When we look at these endless images, I wonder, are we seeing these places at all? Can certain repeated images end up devouring the original, the locations themselves? Those places continue to exist, yes, but any confrontation with them now stands in relation to these images. As is so often the case in our sad modernity, a place that once inspired and provided refuge for artists and writers has become a compulsory stop on a destructive trail of unthinking consumption, a place for individuals to declare their existence and prestige.
“When we look at these endless images, I wonder, are we seeing these places at all? Can certain repeated images end up devouring the original, the locations themselves?”
My assistant and I recently spent two weeks searching for the other, hidden side of this celebrated corner of the world. Our aim: to return with images that restore the area to its intensity and silence, and reveal its overlooked corners and local life. The irony was not lost on us: such a project of discovery, of uncovering, is already a well-worn trope of so-called travel photography. Once, artists and writers travelled to this part of the world, to embed themselves in a culture by turns calm and chaotic, to settle among and be inspired by the last remnants of smashed antiquity. It’s yet another cliché to talk about how this world has vanished. And yet. Forget the thronged beaches of Positano, and those other confected scenes we’ve all seen countless times before.
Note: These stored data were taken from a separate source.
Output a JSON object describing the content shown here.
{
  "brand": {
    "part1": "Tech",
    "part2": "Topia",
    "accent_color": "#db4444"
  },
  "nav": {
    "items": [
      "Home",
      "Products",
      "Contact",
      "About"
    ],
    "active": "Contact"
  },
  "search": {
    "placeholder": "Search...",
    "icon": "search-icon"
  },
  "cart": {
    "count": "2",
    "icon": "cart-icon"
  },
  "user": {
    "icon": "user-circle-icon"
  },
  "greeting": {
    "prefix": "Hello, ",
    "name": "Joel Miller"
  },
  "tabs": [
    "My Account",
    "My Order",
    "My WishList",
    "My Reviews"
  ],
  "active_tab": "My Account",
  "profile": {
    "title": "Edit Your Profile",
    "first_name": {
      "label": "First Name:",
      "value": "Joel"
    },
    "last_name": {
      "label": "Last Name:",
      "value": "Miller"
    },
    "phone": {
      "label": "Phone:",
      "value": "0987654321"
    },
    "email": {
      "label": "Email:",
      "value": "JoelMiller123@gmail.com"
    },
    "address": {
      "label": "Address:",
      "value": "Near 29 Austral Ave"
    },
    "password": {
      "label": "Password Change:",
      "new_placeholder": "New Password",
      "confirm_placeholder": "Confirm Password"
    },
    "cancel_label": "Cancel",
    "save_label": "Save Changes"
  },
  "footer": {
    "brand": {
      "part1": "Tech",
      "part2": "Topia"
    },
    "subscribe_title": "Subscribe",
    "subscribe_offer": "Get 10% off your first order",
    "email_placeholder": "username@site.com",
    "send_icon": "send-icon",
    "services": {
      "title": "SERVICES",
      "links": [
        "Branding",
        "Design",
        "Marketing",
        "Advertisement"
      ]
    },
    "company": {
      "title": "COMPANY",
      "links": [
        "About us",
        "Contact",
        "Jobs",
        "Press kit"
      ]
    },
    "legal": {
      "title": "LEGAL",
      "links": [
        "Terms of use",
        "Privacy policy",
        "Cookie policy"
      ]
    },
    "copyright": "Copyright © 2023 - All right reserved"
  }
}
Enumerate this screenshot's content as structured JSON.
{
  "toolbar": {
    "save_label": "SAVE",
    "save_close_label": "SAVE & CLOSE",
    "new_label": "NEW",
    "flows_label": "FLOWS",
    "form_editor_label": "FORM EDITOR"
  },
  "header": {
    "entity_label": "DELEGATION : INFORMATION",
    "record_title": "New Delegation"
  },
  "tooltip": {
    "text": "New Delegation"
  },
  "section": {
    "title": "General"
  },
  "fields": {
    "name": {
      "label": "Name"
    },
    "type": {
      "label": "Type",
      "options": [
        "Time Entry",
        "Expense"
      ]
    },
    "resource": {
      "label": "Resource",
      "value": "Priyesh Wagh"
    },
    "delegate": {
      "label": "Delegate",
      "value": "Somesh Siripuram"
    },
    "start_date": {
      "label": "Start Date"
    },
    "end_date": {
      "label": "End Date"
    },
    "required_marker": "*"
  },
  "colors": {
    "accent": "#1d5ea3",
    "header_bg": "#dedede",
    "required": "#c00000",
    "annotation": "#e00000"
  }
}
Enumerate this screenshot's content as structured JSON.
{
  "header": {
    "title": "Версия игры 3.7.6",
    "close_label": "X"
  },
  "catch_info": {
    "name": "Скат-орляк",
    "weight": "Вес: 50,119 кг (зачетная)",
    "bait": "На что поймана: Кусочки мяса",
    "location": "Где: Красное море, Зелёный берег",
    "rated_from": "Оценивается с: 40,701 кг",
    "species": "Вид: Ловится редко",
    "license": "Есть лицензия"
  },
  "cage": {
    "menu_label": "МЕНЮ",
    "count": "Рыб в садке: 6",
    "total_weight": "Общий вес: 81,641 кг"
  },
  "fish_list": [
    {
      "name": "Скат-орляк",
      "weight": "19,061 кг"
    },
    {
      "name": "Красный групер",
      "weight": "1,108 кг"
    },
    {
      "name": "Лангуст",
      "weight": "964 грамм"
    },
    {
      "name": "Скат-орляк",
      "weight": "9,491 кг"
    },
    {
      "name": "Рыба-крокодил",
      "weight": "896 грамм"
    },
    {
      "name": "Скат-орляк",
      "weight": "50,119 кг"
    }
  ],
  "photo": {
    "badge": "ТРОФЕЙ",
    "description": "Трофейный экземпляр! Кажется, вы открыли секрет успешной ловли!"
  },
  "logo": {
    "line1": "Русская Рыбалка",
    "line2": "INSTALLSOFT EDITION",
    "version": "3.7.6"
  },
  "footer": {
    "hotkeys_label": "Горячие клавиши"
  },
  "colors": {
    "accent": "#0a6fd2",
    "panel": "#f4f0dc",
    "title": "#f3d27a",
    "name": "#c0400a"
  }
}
Instead, we give you views of places of refuge: on the far side of Capri, unreachable Casa Malaparte, mystical and brooding, simmers in the afternoon heat; Villa Sofia Loren, its green shutters sealed against the Mediterranean light; the secluded cove adored by Jackie Kennedy; the shaded gardens and vertiginous views of the Villa Cimbrone. Interspersed with these are glimpses – detached views – of what this part of the world has become: Capri beach clubs viewed from a distance through the trees, even the Capri funiculaire packed with visitors as it rushes up the hill. There is local life, too: a policeman directs the traffic in Amalfi, a worker manoeuvres a luggage buggy through the narrow streets of Anacapri, a lone waiter prepares the terrace for lunch at one of Ravello’s most luxurious hotels, and locals purchase fruit and vegetables from a market stall.
Somehow, the sadness of our strange modernity emerges in these images. What, I ask, do such places have to do with the way we live now? Why do we travel here, or anywhere, anymore? What do we expect to see? If we expect to be transformed, into what do we anticipate being changed? There is a bitter paradox at the heart of this story, and it’s one we are by now all too familiar with, a paradox representative of our century: these places were first popularised and converted into legend by those who sought to escape the gaze, politics and judgements of others. Today, these former refuges are destinations that only confirm and multiply our judgements for other eyes. We arrive at these places to be seen. And so it is that we document these places photographically, obsessively, compulsively.